52 Weeks of Writing: Week 43—The coming few weeks will be a little bit different.

52 Weeks of Writing: Week 43—The coming few weeks will be a little bit different.

I am digging myself up out of the burnout grave this week with a bit of an odd post. Not penguins again, but more like an introduction to the odd posts that are going to pop up in the next couple of weeks.

I might have set myself an utterly awful challenge that I may regret for the rest of the semester, if not the academic year. Over the next month, each of the three courses I teach will have summative assessment deadlines. In the weeks running up to the deadlines on the courses I teach, I usually try to run sessions to help students get to grips with the requirements of these tasks.

It's always an uphill battle, not least because I'm an Autistic–ADHD human with a brain firing at right angles to the world and often going off on tangents and random directions that are hard for students to follow. Many of my students are from STEM disciplines and are unfamiliar with the requirements of humanities essays. In addition, I've come to feel that often we use terminology assuming students understand what we mean. Often, they don't.

Technically speaking, students can attend library sessions on how to write compelling essays. However, some of the courses I teach have requirements that don't entirely map into the standards of these sessions. Even if they do, students don't necessarily come out of the sessions feeling reassured.

Last week, I ran to work on Thursday because I struggled so much with the bus trip the day before I think I'd have freely walked the entire way if I'd had to. On the journey, dodging the Scylla and Charybdis of primary school arrival times, blocked streets, children moving in six directions at once, major roadworks, and the inevitable guy with a vape who cannot look up from his phone, I had an idea.

Why don't I do a live write?

I'm hyperlexic. I tend to overwrite—I wrote my Ph.D. thesis out about three times (80k words times three), both times—and if I had the energy, I'd write far more than I do. It's probably why I love 4TheWords.

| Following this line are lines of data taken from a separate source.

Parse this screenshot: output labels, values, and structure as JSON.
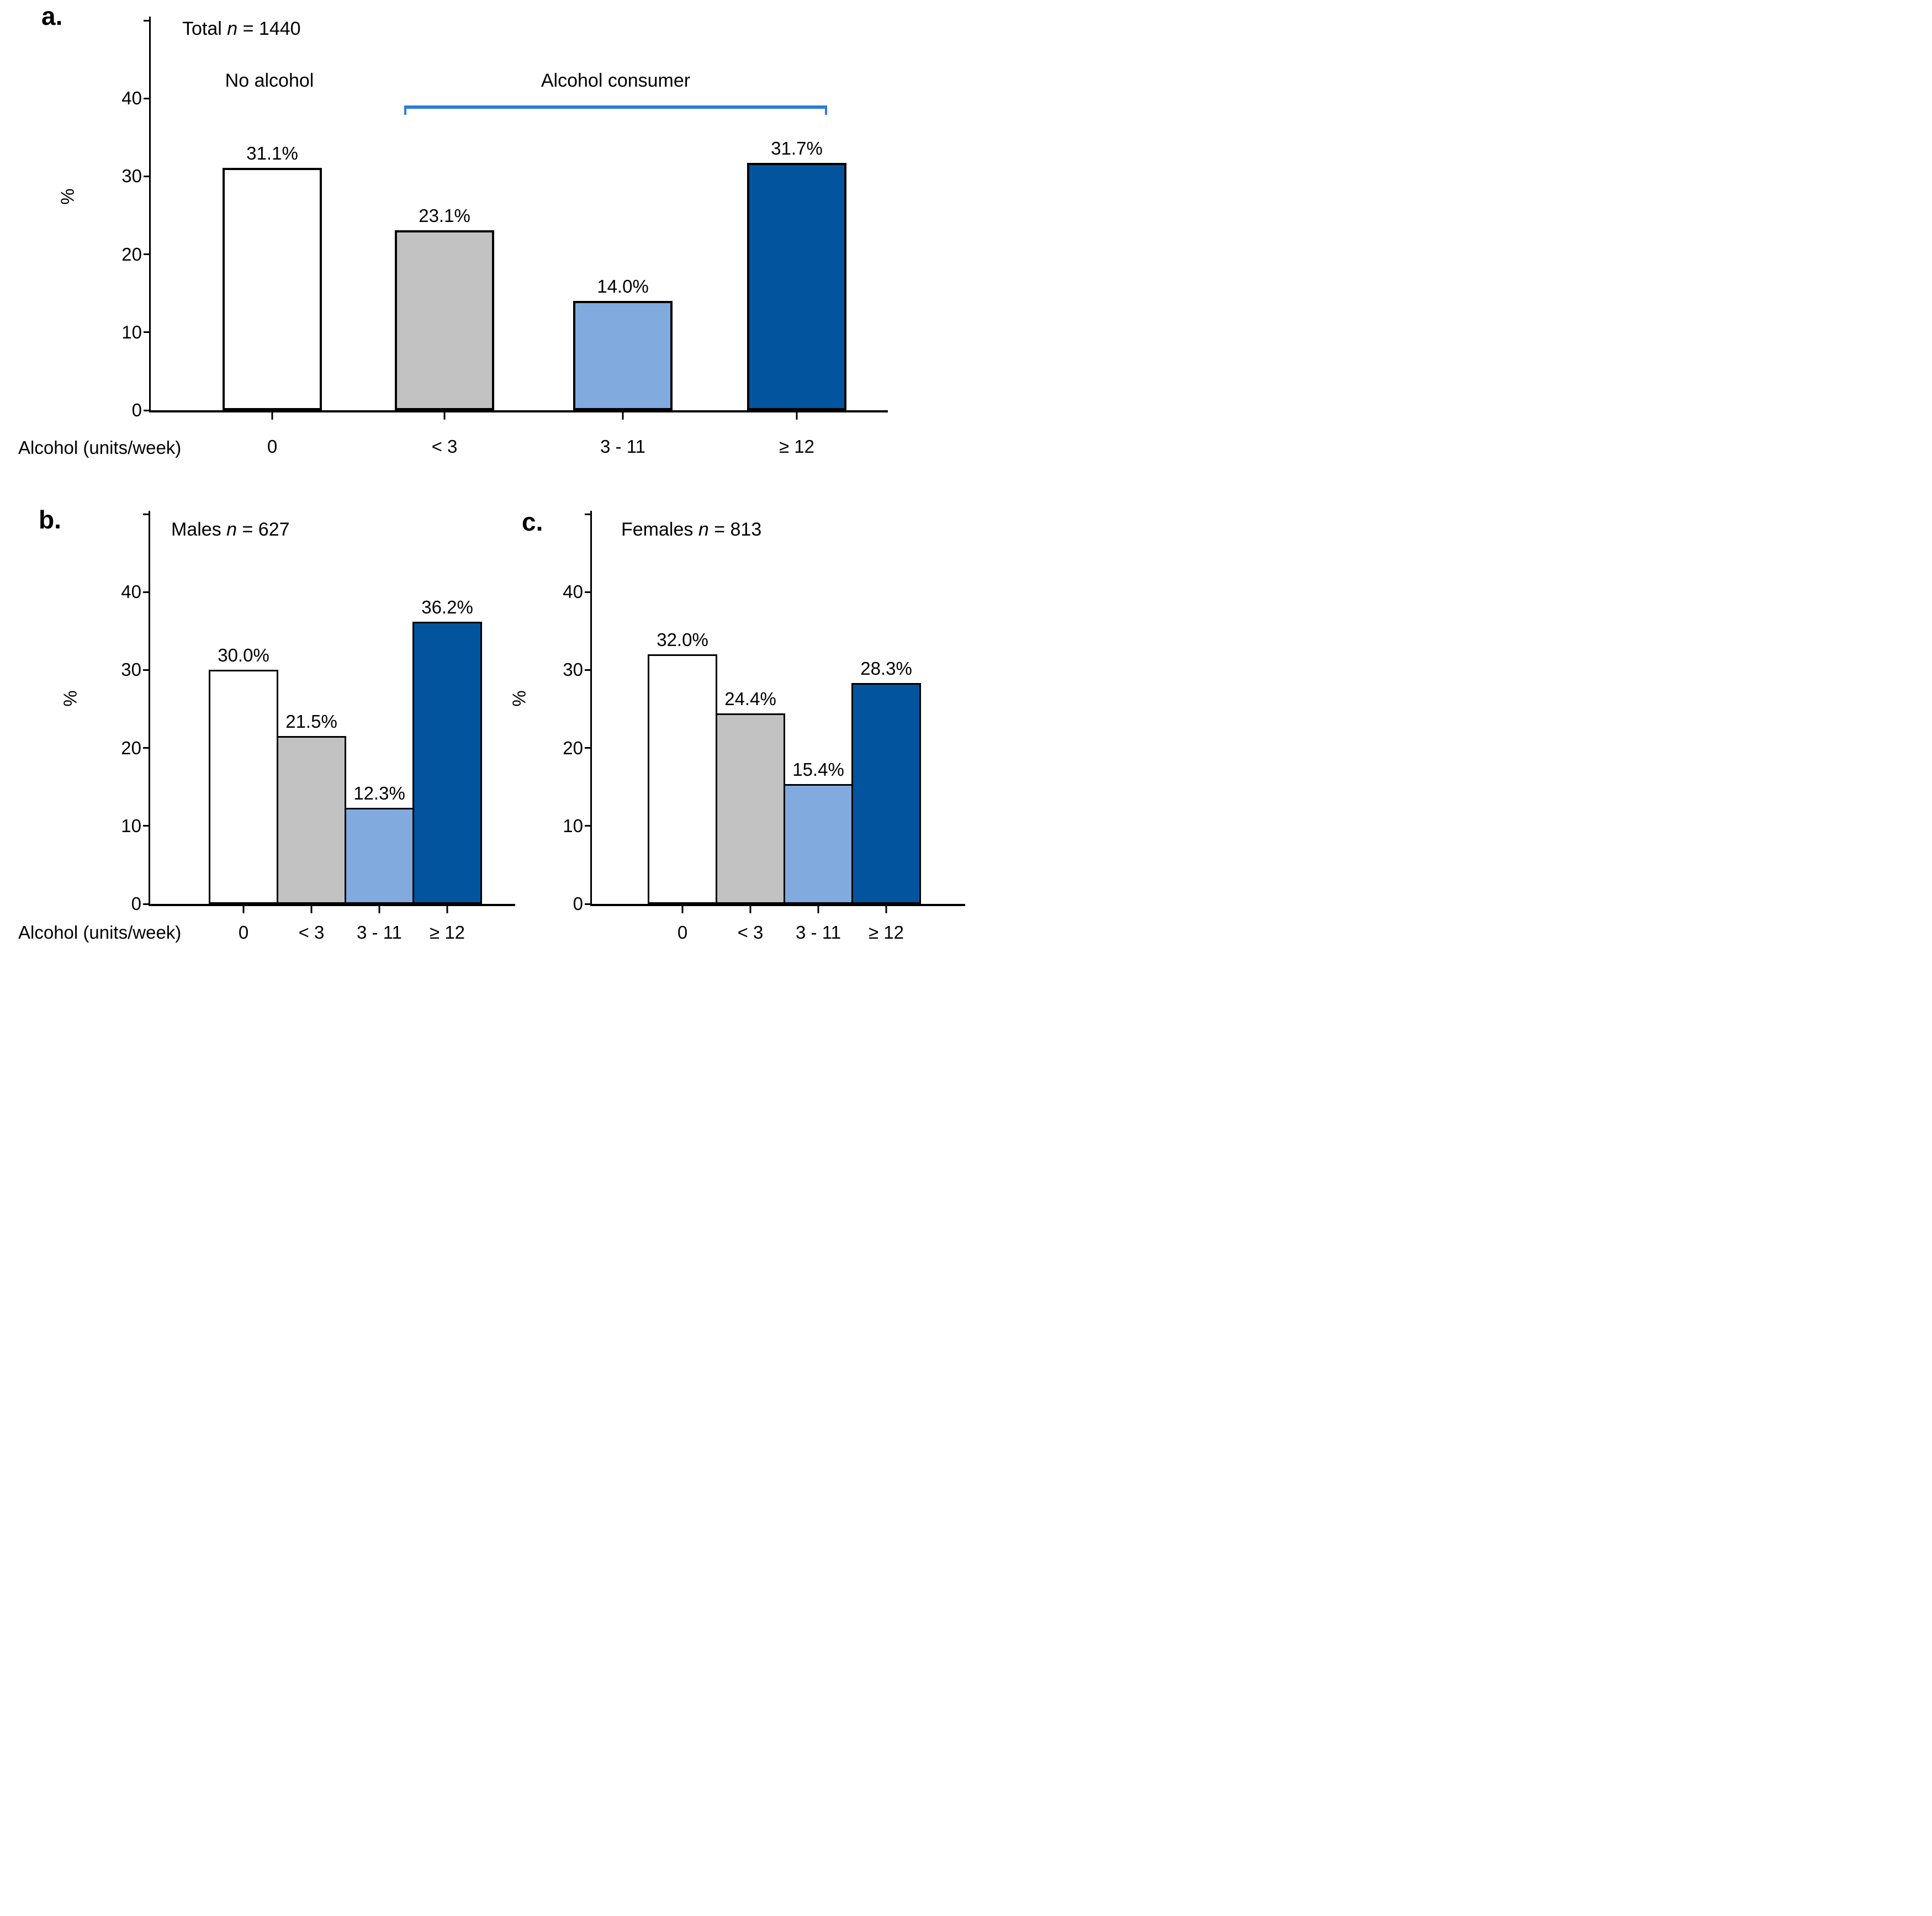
{
  "chart_data": [
    {
      "type": "bar",
      "panel_letter": "a.",
      "title": "Total n = 1440",
      "title_parts": {
        "prefix": "Total ",
        "n_symbol": "n",
        "suffix": " = 1440"
      },
      "xlabel": "Alcohol (units/week)",
      "ylabel": "%",
      "categories": [
        "0",
        "< 3",
        "3 - 11",
        "≥ 12"
      ],
      "values": [
        31.1,
        23.1,
        14.0,
        31.7
      ],
      "value_labels": [
        "31.1%",
        "23.1%",
        "14.0%",
        "31.7%"
      ],
      "ylim": [
        0,
        50
      ],
      "yticks": [
        0,
        10,
        20,
        30,
        40
      ],
      "grid": false,
      "legend": "none",
      "bar_border_color": "#000000",
      "bar_fill_colors": [
        "#FFFFFF",
        "#C2C2C2",
        "#81ABDF",
        "#02549E"
      ],
      "annotations": [
        {
          "text": "No alcohol",
          "over_categories": [
            "0"
          ],
          "bracket": false
        },
        {
          "text": "Alcohol consumer",
          "over_categories": [
            "< 3",
            "3 - 11",
            "≥ 12"
          ],
          "bracket": true,
          "bracket_color": "#2F7CD8"
        }
      ]
    },
    {
      "type": "bar",
      "panel_letter": "b.",
      "title": "Males n = 627",
      "title_parts": {
        "prefix": "Males ",
        "n_symbol": "n",
        "suffix": " = 627"
      },
      "xlabel": "Alcohol (units/week)",
      "ylabel": "%",
      "categories": [
        "0",
        "< 3",
        "3 - 11",
        "≥ 12"
      ],
      "values": [
        30.0,
        21.5,
        12.3,
        36.2
      ],
      "value_labels": [
        "30.0%",
        "21.5%",
        "12.3%",
        "36.2%"
      ],
      "ylim": [
        0,
        50
      ],
      "yticks": [
        0,
        10,
        20,
        30,
        40
      ],
      "grid": false,
      "legend": "none",
      "bar_border_color": "#000000",
      "bar_fill_colors": [
        "#FFFFFF",
        "#C2C2C2",
        "#81ABDF",
        "#02549E"
      ]
    },
    {
      "type": "bar",
      "panel_letter": "c.",
      "title": "Females n = 813",
      "title_parts": {
        "prefix": "Females ",
        "n_symbol": "n",
        "suffix": " = 813"
      },
      "xlabel": "",
      "ylabel": "%",
      "categories": [
        "0",
        "< 3",
        "3 - 11",
        "≥ 12"
      ],
      "values": [
        32.0,
        24.4,
        15.4,
        28.3
      ],
      "value_labels": [
        "32.0%",
        "24.4%",
        "15.4%",
        "28.3%"
      ],
      "ylim": [
        0,
        50
      ],
      "yticks": [
        0,
        10,
        20,
        30,
        40
      ],
      "grid": false,
      "legend": "none",
      "bar_border_color": "#000000",
      "bar_fill_colors": [
        "#FFFFFF",
        "#C2C2C2",
        "#81ABDF",
        "#02549E"
      ]
    }
  ]
}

I also have the arrogance to assume that I can sit down with my students and we can write together, coming up with either a paragraph or a few paragraphs, as a kind of live demonstration of what I'm talking about in sessions. I can show what I mean when I describe looking for particular references, how I get around not having a reference yet but knowing I'll need it.

This will be a group piece, where they are able to see what I'm doing but also act as research assistants who can hunt down resources and references and discuss sentences on the fly. My hope is that by doing this, we'll be able to do a bit of kinaesthetic learning. I've tried doing lists of steps in the past, but I think the best way I learn how to do something is to actually do it, so any of the anxiety paralysis that can take over during unfamiliar tasks can be alleviated.

I'm incredibly familiar with that one, by the way.

The reason why I'm mentioning this here is that I'm going to post finished versions on this blog here. That means anyone currently subscribed is in for a few free essays in their inbox in the next two weeks. It's going to be a mixture of reviews of science fiction, including Quatermass (the BBC original) and Chernobyl (2019), and potentially a couple of pieces of "creative response" pieces alongside the more conventional academic essay.

Students will be able to look them up when they're done, and it should be easier to point to model texts if I get to teach these courses again next year. Of course, half the work is actually doing the seminars themselves. I have no idea, as I sit here on a rainy Friday night with Storm Babet trying to flood us if this will work, in the end.